La petite mère se campa, regarda bien en face le seigneur Jésus, et s’écria :

— Ma parole, vous êtes renversant, vous ! Vous devinez tout ça rien qu’au premier coup d’œil… Vous êtes sorcier, alors ?… Ah ! ça, c’est donc vrai ce qu’on m’avait dit, que les docteurs de Jérusalem étaient au courant de tout !… car, je le comprends très bien à présent, vous êtes un docteur de Jérusalem… À vos habits fripés, on ne s’en douterait pas ; mais enfin, mettons que les savants de chez vous sont vêtus de guenilles… Voyez tout de même comme on peut s’entendre… C’est une simple bagatelle qui divise nos deux races : nos pères ont adoré Dieu sur cette montagne, et, vous autres, vous dites qu’il faut aller l’adorer dans le temple à Jérusalem.

Jésus attira la Samaritaine à lui :

— Croyez en moi, lui dit-il ; l’heure vient où vous n’adorerez plus le Père ni sur cette montagne, ni à Jérusalem. Celui que vous adorerez, ma mignonne, ce sera le Messie, ce sera le Christ.

— En effet, on nous a dit, dans le temps, qu’un Messie devait venir et qu’il nous apprendrait beaucoup de choses. Où est-il donc ce Messie ?

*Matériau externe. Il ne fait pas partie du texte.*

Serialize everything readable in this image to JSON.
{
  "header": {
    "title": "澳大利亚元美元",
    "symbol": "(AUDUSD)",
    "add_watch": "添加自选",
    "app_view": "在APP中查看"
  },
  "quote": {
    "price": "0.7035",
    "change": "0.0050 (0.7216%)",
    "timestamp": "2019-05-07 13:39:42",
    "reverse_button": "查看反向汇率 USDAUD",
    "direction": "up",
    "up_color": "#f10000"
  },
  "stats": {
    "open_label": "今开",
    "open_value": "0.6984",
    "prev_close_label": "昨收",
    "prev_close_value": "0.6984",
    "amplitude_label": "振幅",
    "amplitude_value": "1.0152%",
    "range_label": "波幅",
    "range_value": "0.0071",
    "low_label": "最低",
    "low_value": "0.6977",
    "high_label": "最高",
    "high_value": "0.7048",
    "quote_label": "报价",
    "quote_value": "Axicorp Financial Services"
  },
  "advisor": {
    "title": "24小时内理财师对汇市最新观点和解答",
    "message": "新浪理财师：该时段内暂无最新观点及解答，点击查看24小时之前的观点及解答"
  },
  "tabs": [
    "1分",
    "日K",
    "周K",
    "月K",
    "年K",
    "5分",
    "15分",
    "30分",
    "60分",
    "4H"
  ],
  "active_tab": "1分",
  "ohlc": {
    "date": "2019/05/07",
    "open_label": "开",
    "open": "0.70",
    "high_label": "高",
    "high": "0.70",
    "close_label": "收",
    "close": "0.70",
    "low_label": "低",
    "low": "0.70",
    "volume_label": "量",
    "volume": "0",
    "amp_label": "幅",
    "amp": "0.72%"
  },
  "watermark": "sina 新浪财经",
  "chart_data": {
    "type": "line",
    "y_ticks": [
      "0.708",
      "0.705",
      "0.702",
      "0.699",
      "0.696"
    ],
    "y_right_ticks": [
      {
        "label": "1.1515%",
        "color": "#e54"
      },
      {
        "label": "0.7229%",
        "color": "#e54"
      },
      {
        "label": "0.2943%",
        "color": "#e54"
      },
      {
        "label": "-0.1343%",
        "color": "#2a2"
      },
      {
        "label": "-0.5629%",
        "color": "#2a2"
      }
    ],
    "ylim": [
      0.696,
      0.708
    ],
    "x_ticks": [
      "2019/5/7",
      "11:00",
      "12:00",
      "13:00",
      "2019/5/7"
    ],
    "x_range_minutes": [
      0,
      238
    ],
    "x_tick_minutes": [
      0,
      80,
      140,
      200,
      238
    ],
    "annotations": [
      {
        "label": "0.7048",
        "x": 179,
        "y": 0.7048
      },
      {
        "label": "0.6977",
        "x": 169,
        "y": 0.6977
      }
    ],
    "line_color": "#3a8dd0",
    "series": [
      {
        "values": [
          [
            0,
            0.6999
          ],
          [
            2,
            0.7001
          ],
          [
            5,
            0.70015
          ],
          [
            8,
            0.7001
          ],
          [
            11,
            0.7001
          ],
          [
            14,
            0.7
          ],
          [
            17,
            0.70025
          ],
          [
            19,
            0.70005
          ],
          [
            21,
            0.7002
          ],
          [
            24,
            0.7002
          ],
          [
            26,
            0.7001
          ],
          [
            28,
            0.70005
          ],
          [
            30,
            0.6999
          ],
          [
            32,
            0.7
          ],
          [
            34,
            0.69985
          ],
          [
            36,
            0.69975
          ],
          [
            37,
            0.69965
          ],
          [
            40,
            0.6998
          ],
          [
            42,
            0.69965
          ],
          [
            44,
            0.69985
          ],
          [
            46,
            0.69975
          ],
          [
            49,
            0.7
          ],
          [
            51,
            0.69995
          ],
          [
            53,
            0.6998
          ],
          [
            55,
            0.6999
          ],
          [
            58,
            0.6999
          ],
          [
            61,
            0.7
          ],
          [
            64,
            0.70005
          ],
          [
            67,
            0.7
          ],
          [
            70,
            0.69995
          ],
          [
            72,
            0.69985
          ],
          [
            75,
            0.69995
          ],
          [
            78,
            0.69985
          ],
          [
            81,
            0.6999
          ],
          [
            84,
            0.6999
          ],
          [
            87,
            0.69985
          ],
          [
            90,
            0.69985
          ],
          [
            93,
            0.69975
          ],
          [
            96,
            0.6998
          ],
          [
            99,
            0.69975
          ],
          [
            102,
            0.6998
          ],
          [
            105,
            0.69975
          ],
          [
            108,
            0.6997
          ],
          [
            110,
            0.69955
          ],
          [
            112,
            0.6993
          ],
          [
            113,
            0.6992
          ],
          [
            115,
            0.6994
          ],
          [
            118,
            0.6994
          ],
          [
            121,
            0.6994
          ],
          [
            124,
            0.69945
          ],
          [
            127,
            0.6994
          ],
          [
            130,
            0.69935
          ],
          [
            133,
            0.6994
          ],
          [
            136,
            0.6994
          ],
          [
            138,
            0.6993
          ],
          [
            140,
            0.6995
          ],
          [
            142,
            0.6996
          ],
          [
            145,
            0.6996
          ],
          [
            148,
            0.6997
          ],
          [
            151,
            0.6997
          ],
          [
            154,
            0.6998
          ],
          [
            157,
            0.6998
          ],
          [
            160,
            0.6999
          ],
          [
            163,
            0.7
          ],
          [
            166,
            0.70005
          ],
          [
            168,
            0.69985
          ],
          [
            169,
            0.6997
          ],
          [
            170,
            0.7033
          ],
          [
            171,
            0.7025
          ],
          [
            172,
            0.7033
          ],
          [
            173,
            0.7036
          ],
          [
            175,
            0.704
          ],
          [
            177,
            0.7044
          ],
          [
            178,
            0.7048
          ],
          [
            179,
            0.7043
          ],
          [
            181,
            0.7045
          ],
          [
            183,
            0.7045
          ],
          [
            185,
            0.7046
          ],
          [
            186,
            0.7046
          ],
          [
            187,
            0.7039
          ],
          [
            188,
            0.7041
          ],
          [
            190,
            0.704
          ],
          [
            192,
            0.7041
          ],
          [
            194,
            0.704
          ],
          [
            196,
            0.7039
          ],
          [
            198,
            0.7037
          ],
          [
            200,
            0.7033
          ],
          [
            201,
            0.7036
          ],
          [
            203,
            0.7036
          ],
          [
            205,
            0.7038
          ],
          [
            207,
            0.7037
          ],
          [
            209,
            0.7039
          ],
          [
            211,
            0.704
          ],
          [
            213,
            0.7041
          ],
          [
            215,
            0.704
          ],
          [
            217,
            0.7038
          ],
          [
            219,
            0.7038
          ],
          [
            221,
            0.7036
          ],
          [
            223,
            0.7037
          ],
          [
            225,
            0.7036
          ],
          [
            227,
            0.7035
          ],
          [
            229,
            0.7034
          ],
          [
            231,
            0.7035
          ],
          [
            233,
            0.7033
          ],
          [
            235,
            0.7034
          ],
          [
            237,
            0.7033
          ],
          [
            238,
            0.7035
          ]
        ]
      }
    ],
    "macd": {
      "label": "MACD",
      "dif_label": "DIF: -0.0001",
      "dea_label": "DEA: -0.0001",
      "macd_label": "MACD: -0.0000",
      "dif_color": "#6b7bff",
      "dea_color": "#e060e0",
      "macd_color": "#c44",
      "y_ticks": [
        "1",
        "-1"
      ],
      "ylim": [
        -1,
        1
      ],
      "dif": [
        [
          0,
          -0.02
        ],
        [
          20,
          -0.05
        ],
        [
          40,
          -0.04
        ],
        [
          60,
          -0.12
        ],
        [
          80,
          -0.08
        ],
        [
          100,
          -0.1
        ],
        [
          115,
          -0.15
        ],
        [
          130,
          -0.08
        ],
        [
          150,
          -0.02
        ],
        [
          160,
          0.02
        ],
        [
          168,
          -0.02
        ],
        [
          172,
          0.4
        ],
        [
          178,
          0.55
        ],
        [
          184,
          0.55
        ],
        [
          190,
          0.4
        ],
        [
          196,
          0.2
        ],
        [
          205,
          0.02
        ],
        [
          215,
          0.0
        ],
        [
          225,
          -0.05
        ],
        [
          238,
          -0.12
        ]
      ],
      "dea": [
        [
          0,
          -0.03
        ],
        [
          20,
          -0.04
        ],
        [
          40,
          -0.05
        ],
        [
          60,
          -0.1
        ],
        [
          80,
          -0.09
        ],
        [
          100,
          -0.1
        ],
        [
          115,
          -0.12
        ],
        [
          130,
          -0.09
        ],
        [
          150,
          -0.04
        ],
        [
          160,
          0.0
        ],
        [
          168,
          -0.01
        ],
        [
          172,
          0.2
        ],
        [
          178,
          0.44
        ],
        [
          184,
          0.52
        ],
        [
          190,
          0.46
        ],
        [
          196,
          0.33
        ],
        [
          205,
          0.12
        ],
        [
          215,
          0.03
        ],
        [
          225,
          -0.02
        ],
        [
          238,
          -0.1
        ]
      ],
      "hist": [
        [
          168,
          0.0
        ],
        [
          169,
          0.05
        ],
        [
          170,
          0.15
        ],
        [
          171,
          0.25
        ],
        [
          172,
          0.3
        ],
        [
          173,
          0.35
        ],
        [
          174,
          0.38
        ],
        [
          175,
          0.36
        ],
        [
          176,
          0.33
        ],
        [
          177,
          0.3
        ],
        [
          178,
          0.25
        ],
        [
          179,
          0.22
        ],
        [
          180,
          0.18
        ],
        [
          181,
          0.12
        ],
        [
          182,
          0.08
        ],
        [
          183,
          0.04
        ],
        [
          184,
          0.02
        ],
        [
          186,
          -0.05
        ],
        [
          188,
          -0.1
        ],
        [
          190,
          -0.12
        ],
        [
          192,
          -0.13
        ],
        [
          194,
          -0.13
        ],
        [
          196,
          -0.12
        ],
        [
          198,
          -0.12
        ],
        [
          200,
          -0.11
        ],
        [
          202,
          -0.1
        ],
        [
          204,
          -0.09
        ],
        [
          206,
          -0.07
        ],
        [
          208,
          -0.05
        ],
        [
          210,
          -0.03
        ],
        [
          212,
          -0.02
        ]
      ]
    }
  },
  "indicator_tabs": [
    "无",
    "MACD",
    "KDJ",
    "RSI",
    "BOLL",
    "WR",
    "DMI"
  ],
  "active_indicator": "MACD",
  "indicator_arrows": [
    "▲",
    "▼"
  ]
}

— C’est tout bêtement moi.

— Ah bah !

— Je vous l’affirme, vous pouvez me croire sur parole. La Samaritaine était portée à la dévotion comme toutes les femmes de mœurs légères. Elle ne demandait pas mieux que d’adorer quelqu’un de plus. Elle se jeta aux genoux de notre vagabond, et elle lui embrassait les mains. Celui-ci se félicitait de son succès.

Tout à coup parurent les disciples.

— Zut ! se dit en lui-même Jésus, quels fâcheux ! ils arrivent juste au moment où la conversion de cette belle enfant allait être complète.

La Samaritaine, confuse d’avoir été surprise en pleine campagne à baiser les mains d’un gars, se sauva prestement en laissant là sa cruche.

Et des gens de Sichem, l’ayant rencontrée sur la route dans ce désarroi, lui demandèrent :

— Pourquoi courez-vous de la sorte ? Vous êtes toute troublée.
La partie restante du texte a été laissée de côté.